Most of us think of a ritual as something serious and complicated you do for a special occasion--think of the hoopla surrounding getting married, for example--but science disagrees. Research shows that small, simple (and thoroughly nonreligious) rituals can have profound positive effects on our state of mind.

One such study found that when participants drew their feelings about a loss on a piece of paper before sprinkling it with salt and tearing it up, they felt better than a control group who didn't perform this odd ritual. Another study had people write negative thoughts down and then throw them away, again demonstrating that though it's total irrational, these actions help people feel better.

All of which is fascinating, but not exactly the sort of thing you can probably imagine easily slotting into your day. (How would your co-workers react if you started sprinkling salt on pieces of paper at your desk?) Are there any actionable ideas out there for helpful, small rituals you might actually want to incorporate into your day?

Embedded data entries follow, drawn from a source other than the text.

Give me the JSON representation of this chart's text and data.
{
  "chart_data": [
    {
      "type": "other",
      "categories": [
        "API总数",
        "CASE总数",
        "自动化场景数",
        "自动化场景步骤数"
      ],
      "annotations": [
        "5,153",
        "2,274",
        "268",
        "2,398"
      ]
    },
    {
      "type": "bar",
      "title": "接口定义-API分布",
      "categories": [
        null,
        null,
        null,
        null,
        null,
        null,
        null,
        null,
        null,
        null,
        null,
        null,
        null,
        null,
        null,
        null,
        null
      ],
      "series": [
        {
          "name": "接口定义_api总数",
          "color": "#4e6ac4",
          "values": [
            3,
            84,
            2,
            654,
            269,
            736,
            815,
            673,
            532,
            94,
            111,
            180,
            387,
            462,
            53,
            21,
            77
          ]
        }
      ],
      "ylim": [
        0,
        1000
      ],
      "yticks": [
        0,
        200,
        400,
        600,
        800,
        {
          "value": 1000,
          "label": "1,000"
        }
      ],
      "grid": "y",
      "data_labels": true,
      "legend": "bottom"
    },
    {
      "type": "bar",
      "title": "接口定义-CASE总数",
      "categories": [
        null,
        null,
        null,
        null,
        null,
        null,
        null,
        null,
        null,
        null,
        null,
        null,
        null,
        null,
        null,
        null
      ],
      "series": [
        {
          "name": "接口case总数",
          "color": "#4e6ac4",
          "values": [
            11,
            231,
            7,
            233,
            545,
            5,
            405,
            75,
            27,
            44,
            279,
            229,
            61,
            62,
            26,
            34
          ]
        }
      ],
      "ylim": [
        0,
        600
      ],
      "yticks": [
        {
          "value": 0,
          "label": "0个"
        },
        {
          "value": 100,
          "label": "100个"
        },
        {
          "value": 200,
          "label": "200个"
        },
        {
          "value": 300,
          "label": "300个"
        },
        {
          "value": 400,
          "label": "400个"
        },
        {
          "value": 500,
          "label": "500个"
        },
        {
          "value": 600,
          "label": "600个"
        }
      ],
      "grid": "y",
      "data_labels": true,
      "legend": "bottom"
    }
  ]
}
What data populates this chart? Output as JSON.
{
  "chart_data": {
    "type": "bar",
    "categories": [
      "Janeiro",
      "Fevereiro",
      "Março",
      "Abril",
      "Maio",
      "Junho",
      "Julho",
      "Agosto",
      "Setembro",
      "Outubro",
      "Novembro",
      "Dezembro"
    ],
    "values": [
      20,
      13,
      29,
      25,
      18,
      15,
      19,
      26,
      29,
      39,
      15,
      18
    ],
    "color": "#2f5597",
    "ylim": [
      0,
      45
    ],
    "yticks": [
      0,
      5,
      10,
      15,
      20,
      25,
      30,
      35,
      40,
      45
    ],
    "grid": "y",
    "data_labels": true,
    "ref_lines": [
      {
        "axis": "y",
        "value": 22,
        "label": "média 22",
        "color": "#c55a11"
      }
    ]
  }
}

Indeed there are. Barking Up the Wrong Tree recently offered a long, useful post that not only recaps the surprising science of rituals, but also helpfully suggests a few types of entirely doable rituals just about anyone could benefit from incorporating into his or her day. They include:

1. A savoring ritual

"Make the good times better by having something you do to focus on the good things. Share good news with a partner or have a regular mealtime with your family," suggests the post, which offers a long list of interesting research showing that taking a moment to focus on the things we enjoy, makes us enjoy them even more. (Did you know wine has been proven to taste better after a toast?)

So, for example, if you're a coffee lover, design yourself a little ritual for when you prepare your beloved brew, the perfect way, in your favorite cup, and you'll squeeze more joy out of one of life's small pleasures.

2. A starting ritual

Turns out, rituals are also an effective way to beat procrastination. The post offers an explanation from Charles Duhigg, the author of The Power of Habit: "One way to use habits to fight procrastination is to develop a habitualized response to starting. When people talk about procrastination, what they're usually actually talking about is the first step. In general, if people can habitualize that first step, it makes it a lot easier ... For instance, I'm going to set a timer for five minutes. I'm going to surf the Web for five minutes. As soon as the timer goes off, I'm going to do x. Whatever x is, for the first step."

3. A luck ritual

Luck may seem random, but science shows there's lots you can do to make yourself luckier. Apparently, a luck ritual is one way. No, carrying that rabbit's foot won't intercede with the spirits on your behalf, but it will change your frame of mind, making you more confident, and that can make you more likely to be successful.

Harvard professor and author Francesca Gino looked at how this plays out in sports as part of her research. "Some of the pregame routines that some of the players have are kind of funny. What we studied in this project was whether these rituals are really of beneficial effect in terms of bringing you confidence and potentially impacting your performance positively. That is actually what we found," she is quoted as saying in the post. So don't be embarrassed by that good luck ritual you have to psyche yourself up before a big challenge. It's probably doing you good.